There can also be some serious weaknesses in the matching item format, which could make an entire section of test items invalid. Some things to look out for:
- Cued answers. A competent test-taker can usually get one or more items correct "for free", by using the process of elimination. A group of ten items with ten options often means that a student needs to know, at most, the answers to nine of the items.
- Non-homogenous options. Many, many groups of matching items are practically worthless because they mix totally unrelated things together as options. In such cases, a skilled student can use the process of elimination to dramatically increase his score, and very little valid testing has taken place.
- Excessively large groups of items or options. Since each item has the entire set of options as answer possibilities, a student may become overwhelmed with the amount of choices from which to select the correct answer.
Recommendations for the Matching Format
- There should be more options than items.
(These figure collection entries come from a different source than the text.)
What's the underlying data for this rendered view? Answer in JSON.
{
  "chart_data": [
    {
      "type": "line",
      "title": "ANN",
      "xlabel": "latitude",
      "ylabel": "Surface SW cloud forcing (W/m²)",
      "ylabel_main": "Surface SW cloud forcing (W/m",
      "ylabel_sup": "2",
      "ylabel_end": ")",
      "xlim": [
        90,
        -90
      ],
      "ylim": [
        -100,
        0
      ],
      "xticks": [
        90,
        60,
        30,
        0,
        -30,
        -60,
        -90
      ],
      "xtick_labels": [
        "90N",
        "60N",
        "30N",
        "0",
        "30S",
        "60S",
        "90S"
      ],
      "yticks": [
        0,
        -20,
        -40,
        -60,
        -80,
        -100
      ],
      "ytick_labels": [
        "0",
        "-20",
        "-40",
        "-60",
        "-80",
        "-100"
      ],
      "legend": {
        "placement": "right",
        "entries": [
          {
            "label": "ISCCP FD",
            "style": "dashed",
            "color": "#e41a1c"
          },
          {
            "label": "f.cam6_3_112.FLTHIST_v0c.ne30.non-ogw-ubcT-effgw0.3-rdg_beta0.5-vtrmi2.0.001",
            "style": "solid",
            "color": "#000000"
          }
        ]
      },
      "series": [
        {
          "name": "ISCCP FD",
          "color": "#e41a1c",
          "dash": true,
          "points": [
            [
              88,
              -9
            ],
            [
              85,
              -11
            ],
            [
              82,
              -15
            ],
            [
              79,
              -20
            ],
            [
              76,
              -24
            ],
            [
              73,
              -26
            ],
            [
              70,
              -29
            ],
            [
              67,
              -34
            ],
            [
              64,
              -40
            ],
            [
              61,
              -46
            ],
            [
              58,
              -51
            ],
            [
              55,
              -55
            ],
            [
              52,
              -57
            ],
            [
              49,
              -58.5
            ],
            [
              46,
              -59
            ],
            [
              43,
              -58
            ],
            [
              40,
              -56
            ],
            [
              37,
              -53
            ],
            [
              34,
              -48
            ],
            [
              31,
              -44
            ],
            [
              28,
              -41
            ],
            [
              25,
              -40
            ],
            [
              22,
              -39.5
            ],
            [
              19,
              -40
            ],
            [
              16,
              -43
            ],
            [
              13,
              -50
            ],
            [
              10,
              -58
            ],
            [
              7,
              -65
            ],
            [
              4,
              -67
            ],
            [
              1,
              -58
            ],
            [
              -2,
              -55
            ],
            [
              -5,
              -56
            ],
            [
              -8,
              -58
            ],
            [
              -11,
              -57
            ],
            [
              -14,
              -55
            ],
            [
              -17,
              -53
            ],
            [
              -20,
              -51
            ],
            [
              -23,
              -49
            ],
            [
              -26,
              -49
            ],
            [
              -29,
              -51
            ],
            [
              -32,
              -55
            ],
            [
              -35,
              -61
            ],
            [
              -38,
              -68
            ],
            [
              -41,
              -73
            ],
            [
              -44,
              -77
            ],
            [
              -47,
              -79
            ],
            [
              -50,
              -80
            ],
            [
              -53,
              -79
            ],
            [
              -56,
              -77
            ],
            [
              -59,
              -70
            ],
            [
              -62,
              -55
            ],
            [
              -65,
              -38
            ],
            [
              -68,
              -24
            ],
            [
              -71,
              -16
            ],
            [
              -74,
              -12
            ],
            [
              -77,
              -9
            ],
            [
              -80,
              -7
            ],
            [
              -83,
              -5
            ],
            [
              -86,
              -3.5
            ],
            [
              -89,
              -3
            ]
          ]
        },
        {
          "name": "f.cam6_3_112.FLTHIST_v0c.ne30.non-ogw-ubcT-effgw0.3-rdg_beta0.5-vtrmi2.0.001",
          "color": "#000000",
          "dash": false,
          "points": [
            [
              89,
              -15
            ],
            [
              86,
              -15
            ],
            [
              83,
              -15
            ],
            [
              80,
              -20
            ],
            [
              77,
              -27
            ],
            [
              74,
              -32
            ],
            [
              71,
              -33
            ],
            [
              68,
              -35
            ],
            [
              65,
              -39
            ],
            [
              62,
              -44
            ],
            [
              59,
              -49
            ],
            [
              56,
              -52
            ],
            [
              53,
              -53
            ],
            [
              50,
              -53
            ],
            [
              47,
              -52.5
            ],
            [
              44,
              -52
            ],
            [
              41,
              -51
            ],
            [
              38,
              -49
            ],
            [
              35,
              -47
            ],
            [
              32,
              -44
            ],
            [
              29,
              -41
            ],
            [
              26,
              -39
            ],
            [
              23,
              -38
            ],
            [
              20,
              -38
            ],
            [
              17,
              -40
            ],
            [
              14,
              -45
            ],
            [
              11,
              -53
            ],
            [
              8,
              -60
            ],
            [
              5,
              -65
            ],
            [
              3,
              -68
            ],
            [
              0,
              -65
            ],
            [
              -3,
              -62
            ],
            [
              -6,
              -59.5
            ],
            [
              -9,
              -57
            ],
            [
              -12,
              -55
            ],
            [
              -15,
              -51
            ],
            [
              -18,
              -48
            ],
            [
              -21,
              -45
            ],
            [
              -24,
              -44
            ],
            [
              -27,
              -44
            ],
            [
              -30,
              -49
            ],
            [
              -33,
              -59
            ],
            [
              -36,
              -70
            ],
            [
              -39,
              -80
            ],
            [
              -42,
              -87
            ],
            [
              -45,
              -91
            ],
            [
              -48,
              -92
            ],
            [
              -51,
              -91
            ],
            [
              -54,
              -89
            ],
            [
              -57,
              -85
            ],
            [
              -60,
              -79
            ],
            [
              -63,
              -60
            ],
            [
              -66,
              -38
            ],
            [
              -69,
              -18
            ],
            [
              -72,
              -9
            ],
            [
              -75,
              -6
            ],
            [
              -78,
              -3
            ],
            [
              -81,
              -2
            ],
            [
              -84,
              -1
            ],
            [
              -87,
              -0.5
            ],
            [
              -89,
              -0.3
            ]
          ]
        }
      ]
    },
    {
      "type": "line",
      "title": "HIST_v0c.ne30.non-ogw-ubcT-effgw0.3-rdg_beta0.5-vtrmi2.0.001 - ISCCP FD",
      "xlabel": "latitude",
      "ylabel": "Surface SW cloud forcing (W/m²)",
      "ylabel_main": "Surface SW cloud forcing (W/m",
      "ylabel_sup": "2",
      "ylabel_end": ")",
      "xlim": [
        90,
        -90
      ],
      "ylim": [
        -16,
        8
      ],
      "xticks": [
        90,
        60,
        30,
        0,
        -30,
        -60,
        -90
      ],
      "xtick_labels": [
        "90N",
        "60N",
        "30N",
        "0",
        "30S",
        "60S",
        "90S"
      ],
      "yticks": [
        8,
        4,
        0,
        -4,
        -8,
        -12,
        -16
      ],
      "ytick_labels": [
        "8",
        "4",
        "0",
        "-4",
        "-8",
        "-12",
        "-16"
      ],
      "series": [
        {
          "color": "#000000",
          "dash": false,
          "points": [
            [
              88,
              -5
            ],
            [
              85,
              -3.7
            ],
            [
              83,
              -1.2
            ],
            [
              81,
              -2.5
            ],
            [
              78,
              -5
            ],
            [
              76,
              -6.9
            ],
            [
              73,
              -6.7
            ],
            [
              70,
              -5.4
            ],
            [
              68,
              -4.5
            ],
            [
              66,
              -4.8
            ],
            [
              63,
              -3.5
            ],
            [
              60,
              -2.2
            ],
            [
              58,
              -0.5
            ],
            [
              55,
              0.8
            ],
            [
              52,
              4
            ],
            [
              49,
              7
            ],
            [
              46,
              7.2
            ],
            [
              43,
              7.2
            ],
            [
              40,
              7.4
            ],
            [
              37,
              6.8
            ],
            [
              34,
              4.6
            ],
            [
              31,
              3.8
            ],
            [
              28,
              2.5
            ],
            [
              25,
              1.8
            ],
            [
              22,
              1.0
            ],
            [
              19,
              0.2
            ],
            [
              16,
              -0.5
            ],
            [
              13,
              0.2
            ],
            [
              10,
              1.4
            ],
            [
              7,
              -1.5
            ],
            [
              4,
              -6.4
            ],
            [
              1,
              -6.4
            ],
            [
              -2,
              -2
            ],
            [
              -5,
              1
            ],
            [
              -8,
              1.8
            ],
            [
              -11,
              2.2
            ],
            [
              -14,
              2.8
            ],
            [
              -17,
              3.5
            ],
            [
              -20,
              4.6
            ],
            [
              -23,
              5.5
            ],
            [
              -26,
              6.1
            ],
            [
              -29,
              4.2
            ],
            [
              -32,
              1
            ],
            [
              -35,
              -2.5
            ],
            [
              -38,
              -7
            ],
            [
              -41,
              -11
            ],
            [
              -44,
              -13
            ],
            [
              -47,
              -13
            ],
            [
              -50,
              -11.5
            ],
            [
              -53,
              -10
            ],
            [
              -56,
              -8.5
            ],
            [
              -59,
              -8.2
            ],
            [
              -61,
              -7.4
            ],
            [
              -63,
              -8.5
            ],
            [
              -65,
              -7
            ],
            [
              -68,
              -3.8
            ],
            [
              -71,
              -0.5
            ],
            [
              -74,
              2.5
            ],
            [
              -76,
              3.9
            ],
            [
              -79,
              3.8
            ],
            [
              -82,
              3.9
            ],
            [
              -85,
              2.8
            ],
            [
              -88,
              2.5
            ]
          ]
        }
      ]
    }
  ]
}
This will reduce the effectiveness of elimination and guessing.
- Even better, the group of items should be designed to use some options more than once and some options not at all. This will nullify the process of elimination completely. If this is done, it must be explicitly stated in the directions. For example: "Answers may be used once, more than once, or not at all."
- If options may be used more than once, the pool of options can be much smaller and less confusing. Some very effective item groups of ten or more may have only three options for the entire group. An example would be listing various geographic and political characteristics of North American countries and having Canada, the United States, and Mexico as the three options.
- Options must be homogenous. Do not mix crops with rivers or Roman numerals with geometric shapes. Note that items do not necessarily need to be homogenous, as long as the list of possible answers is. The idea is to prevent elimination based on test-taking skill.
- Items and options should be ordered alphabetically or in some other logical arrangement. As in multiple choice, correct answers should form no discernable pattern.
The True/False Item Format
The true/false (T/F) format is limited in usefulness compared with most other formats, but is still common. A few reasons for its refusal to fade into oblivion are the relative ease of writing a true/false item and the ease and objectivity of scoring it. There are more problems than benefits, however:
- T/F items tend to focus on trivial facts, rather than significant concepts. As a result, they tend to be either too easy or unreasonably difficult.
- T/F items are much more likely to be ambiguous or "tricky" to answer. Often the answer turns on a single word. A student may need to analyze multiple words in the item to catch the one that is incorrect.
- T/F items are too rewarding for guessers, since a random answer has a 50% chance of being correct. On a curriculum-based test, where a passing score typically is 75% - 80%, a chance of 50% may not be enough to boost the overall test grade. On a norm-referenced achievement test, guessing with a chance of 50% may significantly affect the overall score.
Suggestions for True/False Items
- Avoid vague, indefinite, or broad terms in favor of precise statements. Good test items must be unambiguous, and T/F items even more so.
- If the correctness of a statement hinges on a particular word or phrase, highlight or emphasize that word or phrase.
- Avoid negative statements if at all possible. Negative statements are harder to decode, particularly those with two negatives.
- Include similar numbers of true and false items and make them similar in length.
- Group T/F items under a common statement, story, illustration, graph, or other material. This reduces the amount of ambiguity possible, since the items come from a specific frame of reference.
- Avoid generalizations such as all, always, never, or none, since they usually trigger a false statement. Also avoid qualifiers like sometimes, generally, often, and can be, since they are often indicators of a true statement.